Wer dem Team von Ja!Natürlich einen Besuch abstatten möchte, muss sich zuerst in die Zentrale des konventionellen Rewe-Konzerns begeben. Die Geschäftsführerin von Ja!Natürlich hatte früher eine Spitzenposition bei Masterfoods inne, einer Tochterfirma des US-amerikanischen Lebensmittekonzerns Mars. Heute ist sie nicht nur für Ja!Natürlich verantwortlich, sondern gleichzeitig auch für die Billigmarke Clever und für Quality First. Beide sind konventionelle Eigenmarken des Rewe-Konzerns. Es bleibt ungeklärt, wie weit es bei Inhabern solcher Doppelfunktionen mit der ökologischen Überzeugung gediehen sein kann.
Die heutige Bio-Marke von Hofer, Zurück zum Ursprung, war in früheren Jahren gar keine Bio-Marke, sondern eine Handelsmarke für konventionelle Milcherzeugnisse. Werner Lampert, schon damals das dazugehörige Aushängeschild, gründete Zurück zum Ursprung im Jahr 2006 nach seinem Abgang aus dem Hause Ja!Natürlich. Von nun an lobte er die Vorteile seiner neuen, konventionellen Produktlinie. Und das klang so: »Wenn ich mir die Tierhaltung in der Milchwirtschaft ansehe, denke ich, dass die konventionelle teilweise höhere Standards hat. Eine so hohe Qualität der Tierhaltung habe ich bei Bio selten gesehen.«56 Somit war der einstige »Bio-Papst« von Ja!Natürlich zu einem konventionellen Handelsmann geworden und kehrte erst später wieder zu seinem »Bio-Pioniertum« zurück. Diese plötzliche Rückbesinnung auf Biologisch erfolgte, nachdem Konsumentenschutzvereine öffentlich bemängelt hatten, Zurück zum Ursprung werde als Bio-Marke wahrgenommen, ohne es zu sein. Seit sie sich das Bio-Mäntelchen rechtmäßig umgehängt hat, prangert die Bio-Marke etwa auf der konzerneigenen Homepage wieder die umweltschädigenden Auswirkungen der konventionellen Landwirtschaft an. Wären unsere Handelskonzerne Menschen, müsste man sie möglicherweise wegen multipler Persönlichkeitsstörung in psychotherapeutische Behandlung schicken.
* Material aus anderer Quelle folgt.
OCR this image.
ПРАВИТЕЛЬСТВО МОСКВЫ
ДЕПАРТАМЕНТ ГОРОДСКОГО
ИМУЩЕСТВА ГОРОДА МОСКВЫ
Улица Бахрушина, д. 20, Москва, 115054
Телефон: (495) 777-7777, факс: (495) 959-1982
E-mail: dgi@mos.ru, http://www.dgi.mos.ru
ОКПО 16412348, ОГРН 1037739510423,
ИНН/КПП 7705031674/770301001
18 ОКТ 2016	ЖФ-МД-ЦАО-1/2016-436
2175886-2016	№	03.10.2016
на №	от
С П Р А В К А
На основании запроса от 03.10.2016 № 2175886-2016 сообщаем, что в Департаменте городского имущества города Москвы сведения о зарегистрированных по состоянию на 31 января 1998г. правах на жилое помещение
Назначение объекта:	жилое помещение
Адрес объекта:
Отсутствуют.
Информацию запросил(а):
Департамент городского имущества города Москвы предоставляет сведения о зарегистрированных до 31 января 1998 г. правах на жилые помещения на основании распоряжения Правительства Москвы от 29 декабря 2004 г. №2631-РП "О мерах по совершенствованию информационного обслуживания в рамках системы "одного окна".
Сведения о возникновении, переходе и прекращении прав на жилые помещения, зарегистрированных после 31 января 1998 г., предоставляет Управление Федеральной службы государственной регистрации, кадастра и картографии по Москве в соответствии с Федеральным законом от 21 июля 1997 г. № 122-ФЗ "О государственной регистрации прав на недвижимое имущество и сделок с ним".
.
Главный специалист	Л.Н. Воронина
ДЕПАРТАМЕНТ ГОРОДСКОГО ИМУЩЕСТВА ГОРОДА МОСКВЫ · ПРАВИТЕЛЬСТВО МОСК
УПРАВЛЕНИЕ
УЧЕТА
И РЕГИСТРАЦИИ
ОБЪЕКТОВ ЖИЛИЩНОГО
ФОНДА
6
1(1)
In der ökologischen Wirtschaftsforschung geht man davon aus, dass die Glaubwürdigkeit des Bio-Marketings einer Handelsfirma nur unter Berücksichtigung der ökologischen Gesamtkompetenz des Unternehmens beurteilt werden kann. Je mehr sich das Konzept eines Unternehmens insgesamt an konventionellen Maßstäben orientiert, desto stärker erscheint sein Engagement für ökologische Produktionsweisen als ausgedünnt. Man spricht von einer Erosion der ökologischen Glaubwürdigkeit.
Tagebucheintrag
Nürnberg, 18. Februar 2011
Clemens G. Arvay
Der Tag neigt sich seinem Ende zu. Ich bin verausgabt, übermüdet. Der Trubel hier ist enorm, die Präsenz von Firmen aus aller Welt ebenfalls. Die Ausstellerinnen und Aussteller haben sich in Schale geworfen. Sie tragen meist schwarze (manchmal auch graue) Anzüge, sind in schicke Business-Röcke gezwängt, so richtig teuer herausgeputzt. An ihren Kleidern haften bekannte und weniger bekannte Konzern- und Markenlogos. Die Damen sehen ein wenig aus wie Stewardessen, die Herren wie Bankangestellte. Ich bin in einer Business-Welt par excellence gelandet. Der Ort des Geschehens: Nürnberg. Der Anlass: die alljährliche internationale Bio-Messe »Bio-Fach«.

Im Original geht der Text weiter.